Sempre esteve em jogo, e agora muito mais de maneira preponderante, provoca o padre Alfredinho “a existência do dia-a-dia, o aqui e agora. Ou seja: o que fazer para que minhas ações cotidianas ganhem um sentido mais profundo? O que fazer par dar um novo rumo ao meu modo de agir? Em outros termos, o desafio é fazer com que meu comportamento diário possa ser revestido de um caráter eterno. Minhas ações devem deixar marcas eternas na travessia sobre a terra, seja ela individual ou coletiva. Ou ainda como trabalhar e agir de tal forma que nossas vidas não sejam em vão, mas sejam escritas no pergaminho da história?”. A pandemia deve provocar essa reflexão na sociedade.

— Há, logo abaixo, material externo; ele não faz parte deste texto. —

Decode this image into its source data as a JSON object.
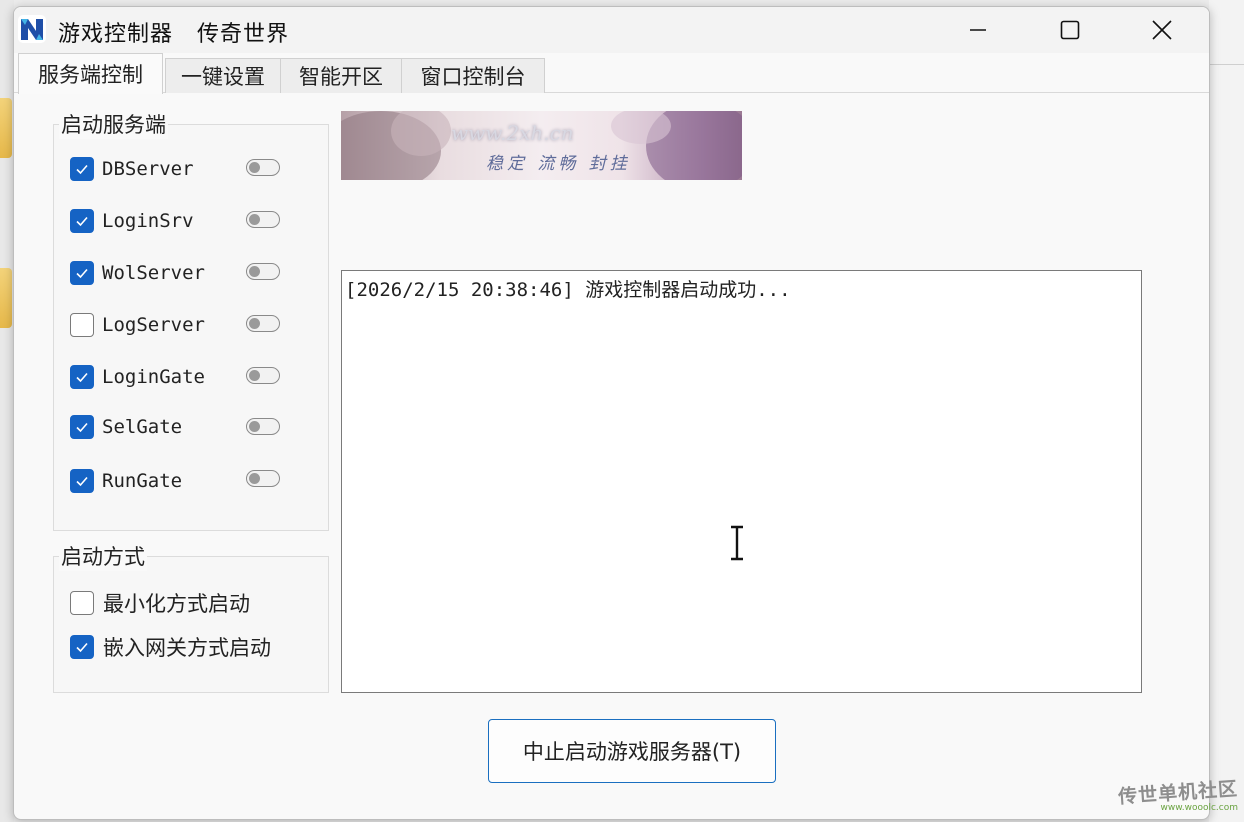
{
  "window": {
    "title": "游戏控制器   传奇世界"
  },
  "tabs": [
    {
      "label": "服务端控制",
      "active": true
    },
    {
      "label": "一键设置",
      "active": false
    },
    {
      "label": "智能开区",
      "active": false
    },
    {
      "label": "窗口控制台",
      "active": false
    }
  ],
  "start_server_group": {
    "title": "启动服务端",
    "servers": [
      {
        "label": "DBServer",
        "checked": true,
        "toggle_on": false
      },
      {
        "label": "LoginSrv",
        "checked": true,
        "toggle_on": false
      },
      {
        "label": "WolServer",
        "checked": true,
        "toggle_on": false
      },
      {
        "label": "LogServer",
        "checked": false,
        "toggle_on": false
      },
      {
        "label": "LoginGate",
        "checked": true,
        "toggle_on": false
      },
      {
        "label": "SelGate",
        "checked": true,
        "toggle_on": false
      },
      {
        "label": "RunGate",
        "checked": true,
        "toggle_on": false
      }
    ]
  },
  "start_mode_group": {
    "title": "启动方式",
    "options": [
      {
        "label": "最小化方式启动",
        "checked": false
      },
      {
        "label": "嵌入网关方式启动",
        "checked": true
      }
    ]
  },
  "banner": {
    "line1": "www.2xh.cn",
    "line2": "稳定 流畅 封挂"
  },
  "log": {
    "lines": [
      "[2026/2/15 20:38:46] 游戏控制器启动成功..."
    ]
  },
  "stop_button": {
    "label": "中止启动游戏服务器(T)"
  },
  "watermark": {
    "line1": "传世单机社区",
    "line2": "www.wooolc.com"
  },
  "colors": {
    "accent": "#1563c4",
    "button_border": "#1a6fc0"
  }
}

Costumamos dizer que essa crise será como um divisor de águas para a humanidade, para a sociedade do consumo e para o capital especulativo e destrutivo da ecologia integral. No entanto, para o migrante e refugiado, há uma série de adversidades que interrompe seus passos, barrando-lhes o caminho. Seus sonhos se quebram diante das fronteiras fechadas e militarizadas diante de leis cada vez mais restritas e anti-migratórias; diante do racismo, discriminação, preconceito, xenofobia e deportação compulsiva. “As areias do deserto e as águas do mar tornam-se verdadeiros cemitérios de migrantes”, como lembrou o Papa Francisco na mensagem de Natal de 2019. Ou ainda, segundo o pontífice, “em lugar de pontes, multiplicam-se os muros”.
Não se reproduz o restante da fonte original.